8 Call for Museal Intra-active Ethico-onto-epistemological Becoming

Through the entanglements constituted by the intra-action of Ida and the rope, we are able to see the museum escaping its orbit and diffracting into the urban ecology. This process is a single example of a noncompliant journey provoked one afternoon in May 2021, but it allows us to imagine many more diffracting ropes that can (intra-)activate the museum’s relational capacities and make it come to matter within the ecosystem of a city.

The last few years have abounded with heated discussions, controversial publications, and provoking exhibitions on the meaning and role of museums. The necessity of transforming museums into “inclusive, democratized, and polyphonic spaces” (icom, 2019) has been postulated, and in the anthology edited by Janes and Sandell (2019), authors, artists, and researchers from six continents consider other ways in which museums can awaken from immoral inactivity and start making a difference, specifically by detoxing, decolonising, rethinking, and opening spaces for people and their noncompliant acts. This might prove challenging, as “[m]any museums today strongly embrace their role as places of ethical collections stewardship, active centers of learning, and as fulcrums of community engagement” (Kudlik & Luby, 2019, p. 58), while still adhering to some unconsciously biased, exclusionary practices.
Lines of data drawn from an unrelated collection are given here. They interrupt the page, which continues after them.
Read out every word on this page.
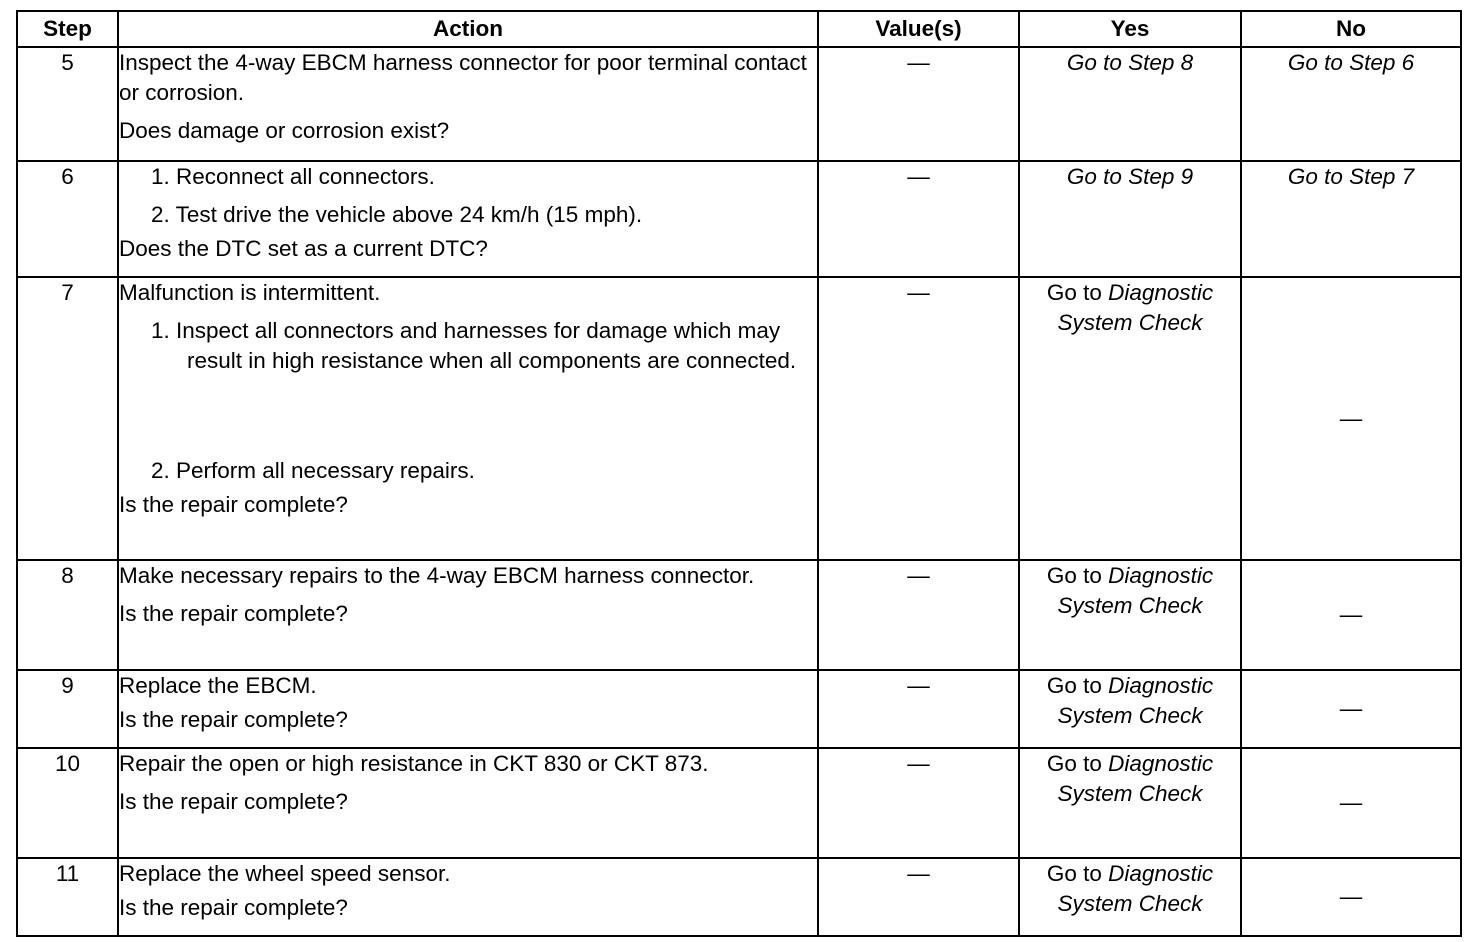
Step	Action	Value(s)	Yes	No
5	Inspect the 4-way EBCM harness connector for poor terminal contact or corrosion.
Does damage or corrosion exist?	—	Go to Step 8	Go to Step 6
6	1. Reconnect all connectors.
2. Test drive the vehicle above 24 km/h (15 mph).
Does the DTC set as a current DTC?	—	Go to Step 9	Go to Step 7
7	Malfunction is intermittent.
1. Inspect all connectors and harnesses for damage which may result in high resistance when all components are connected.
2. Perform all necessary repairs.
Is the repair complete?	—	Go to Diagnostic System Check	—
8	Make necessary repairs to the 4-way EBCM harness connector.
Is the repair complete?	—	Go to Diagnostic System Check	—
9	Replace the EBCM.
Is the repair complete?	—	Go to Diagnostic System Check	—
10	Repair the open or high resistance in CKT 830 or CKT 873.
Is the repair complete?	—	Go to Diagnostic System Check	—
11	Replace the wheel speed sensor.
Is the repair complete?	—	Go to Diagnostic System Check	—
The museums’ exclusivity, coloniality, and epistemicide are still materialised through the way history is displayed, told and retold, in what is considered heritage and in ways of its preservation. While Kudlik and Luby (2019) focus on disability and its absence in the museum, our empirical material enfolds the absence of children in the exhibited history of fishery and shows how this (absent) heritage can be traced today by following the rope as it is entangled with one child’s curiosity. Let this intra-active and noncompliant constitution of curiosity/knowledge inspire to epistemologically-just and culturally sustaining inclusive museum learning experience, or what Barad (2008) would call an “ethico-onto-epistemological” (as the inseparability of ethics, ontology, and epistemology) endeavour that embraces pluriversality, different epistemic traditions, and alternative ways of being in/with the world (including its past and future).

Acknowledgements

This research is founded by Research Council of Norway, project no. 275575: Kindergarten Knowledge Centre for Systemic Research on Diversity and Sustainable Futures (2018–2023).